The freedom in which Rhianna speaks her mind and views the future is a testimony to the unconditional love she possesses for her ideologies and sartorial plans.
“I actually thought I’d grow up to be a US ambassador,” laughs Rhianna as she reaches across her coffee table to grab the copy of Anomaly, the 50-page magazine that served as her senior project.
Weaving together her eye for visuals and her desire to create change within the industry Rhianna created the one off publication to bring awareness and voice that this is an industry thirsty for authenticity and honesty as much as it is for beauty.
In her editor’s note she writes, “The mass controversy in response to Vogue Italia’s ‘Black Issue’ shows that the industry still has serious issues (no pun intended).
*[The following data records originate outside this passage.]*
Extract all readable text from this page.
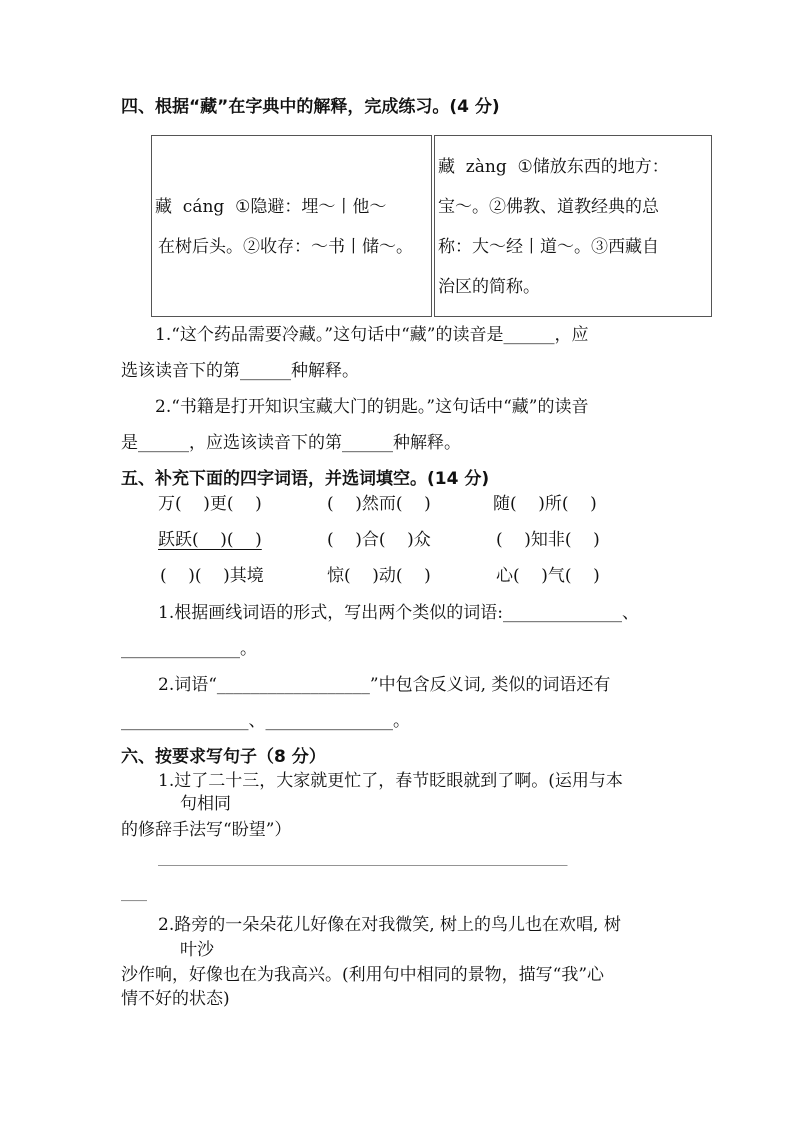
四、根据“藏”在字典中的解释，完成练习。(4 分)
藏  cáng  ①隐避：埋～丨他～
在树后头。②收存：～书丨储～。
藏  zàng  ①储放东西的地方：
宝～。②佛教、道教经典的总
称：大～经丨道～。③西藏自
治区的简称。
1.“这个药品需要冷藏。”这句话中“藏”的读音是______，应
选该读音下的第______种解释。
2.“书籍是打开知识宝藏大门的钥匙。”这句话中“藏”的读音
是______，应选该读音下的第______种解释。
五、补充下面的四字词语，并选词填空。(14 分)
万(    )更(    )	(    )然而(    )	随(    )所(    )
跃跃(    )(    )	(    )合(    )众	(    )知非(    )
(    )(    )其境	惊(    )动(    )	心(    )气(    )
1.根据画线词语的形式，写出两个类似的词语:______________、
______________。
2.词语“__________________”中包含反义词, 类似的词语还有
_______________、_______________。
六、按要求写句子（8 分）
1.过了二十三，大家就更忙了，春节眨眼就到了啊。(运用与本
句相同
的修辞手法写“盼望”）
_______________________________________________________________
____
2.路旁的一朵朵花儿好像在对我微笑, 树上的鸟儿也在欢唱, 树
叶沙
沙作响，好像也在为我高兴。(利用句中相同的景物，描写“我”心
情不好的状态)
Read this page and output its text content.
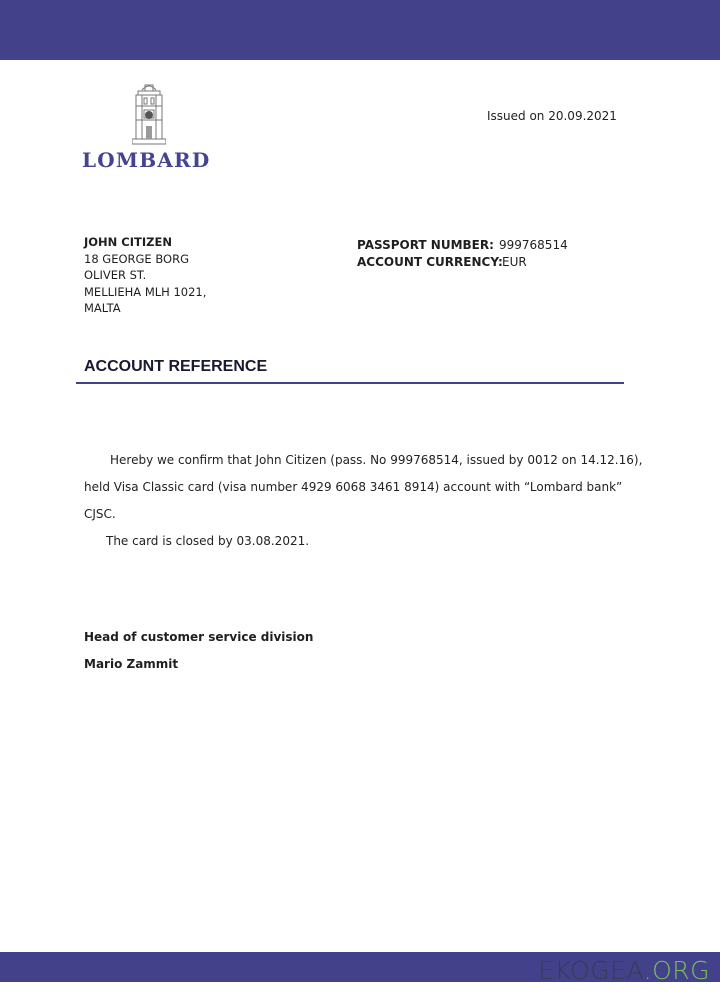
LOMBARD
Issued on 20.09.2021
JOHN CITIZEN
18 GEORGE BORG
OLIVER ST.
MELLIEHA MLH 1021,
MALTA
PASSPORT NUMBER: 999768514
ACCOUNT CURRENCY:EUR
ACCOUNT REFERENCE
Hereby we confirm that John Citizen (pass. No 999768514, issued by 0012 on 14.12.16),
held Visa Classic card (visa number 4929 6068 3461 8914) account with “Lombard bank”
CJSC.
The card is closed by 03.08.2021.
Head of customer service division
Mario Zammit
EKOGEA.ORG
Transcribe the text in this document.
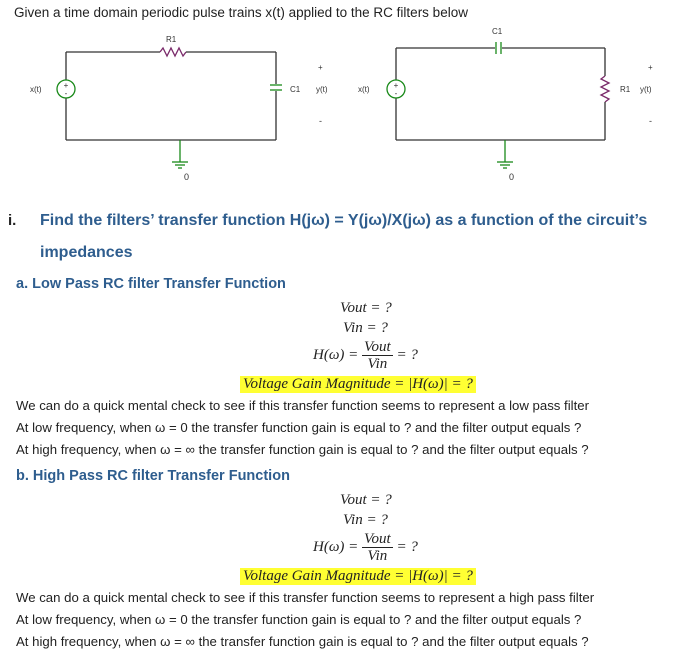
Given a time domain periodic pulse trains x(t) applied to the RC filters below
+
-
R1
C1
x(t)	y(t)
+
-
0
+
-
C1
R1
x(t)	y(t)
+
-
0
i. Find the filters’ transfer function H(jω) = Y(jω)/X(jω) as a function of the circuit’s
impedances
a. Low Pass RC filter Transfer Function
Vout = ?
Vin = ?
$H(\omega) = \frac{\text{Vout}}{\text{Vin}}$ = ?
Voltage Gain Magnitude = |H(ω)| = ?
We can do a quick mental check to see if this transfer function seems to represent a low pass filter
At low frequency, when ω = 0 the transfer function gain is equal to ? and the filter output equals ?
At high frequency, when ω = ∞ the transfer function gain is equal to ? and the filter output equals ?
b. High Pass RC filter Transfer Function
Vout = ?
Vin = ?
$H(\omega) = \frac{\text{Vout}}{\text{Vin}}$ = ?
Voltage Gain Magnitude = |H(ω)| = ?
We can do a quick mental check to see if this transfer function seems to represent a high pass filter
At low frequency, when ω = 0 the transfer function gain is equal to ? and the filter output equals ?
At high frequency, when ω = ∞ the transfer function gain is equal to ? and the filter output equals ?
To put it simply, while the hemlines might change from season to season, the color and shapeliness (or lack there of) of the legs underneath don’t.”
Far from the high school girl who almost blew her life savings on a 15-piece collection of Lacoste shirts for sale on eBay, Rhianna is the epitome of an uncompromisingly fearless and adventurous soul.
From buying furniture to snagging her beloved and tattered Celine bag straight to landing the most covetable freelance writing job ever listed, creating Parisienne French – the ultimate hip phasebook of French modern slang that a girl needs to know, Rhianna’s use of Craigslist is just another reminder of how she possesses the instincts of a bloodhound, the soul of a free-spirited warrior and the looks and personality of the fiercest bitch around.
With a laundry list of personal future accomplishments in mind it’s refreshing to hear that Rhianna doesn’t mind waiting for it all to fall into place.
“New York City is such a great place to be young and broke and fabulous and open minded. It’s this explosive nest of creativity. The struggle is part of its beauty and charm.”
At the core Rhianna’s expression manifests itself in everything from her writing to her art of self-expression in dressing.
“Fashion has such an impact on my life and everyone else’s. It has the power to transform. People who understand that appreciate that. If you don’t love yourself and present yourself with that ideology to the world then I just don’t see the point.”
A wise woman of nonchalant yet incredibly stylish virtues and an amazing gift to our generation, Rhianna is paving the way towards sartorial freedom.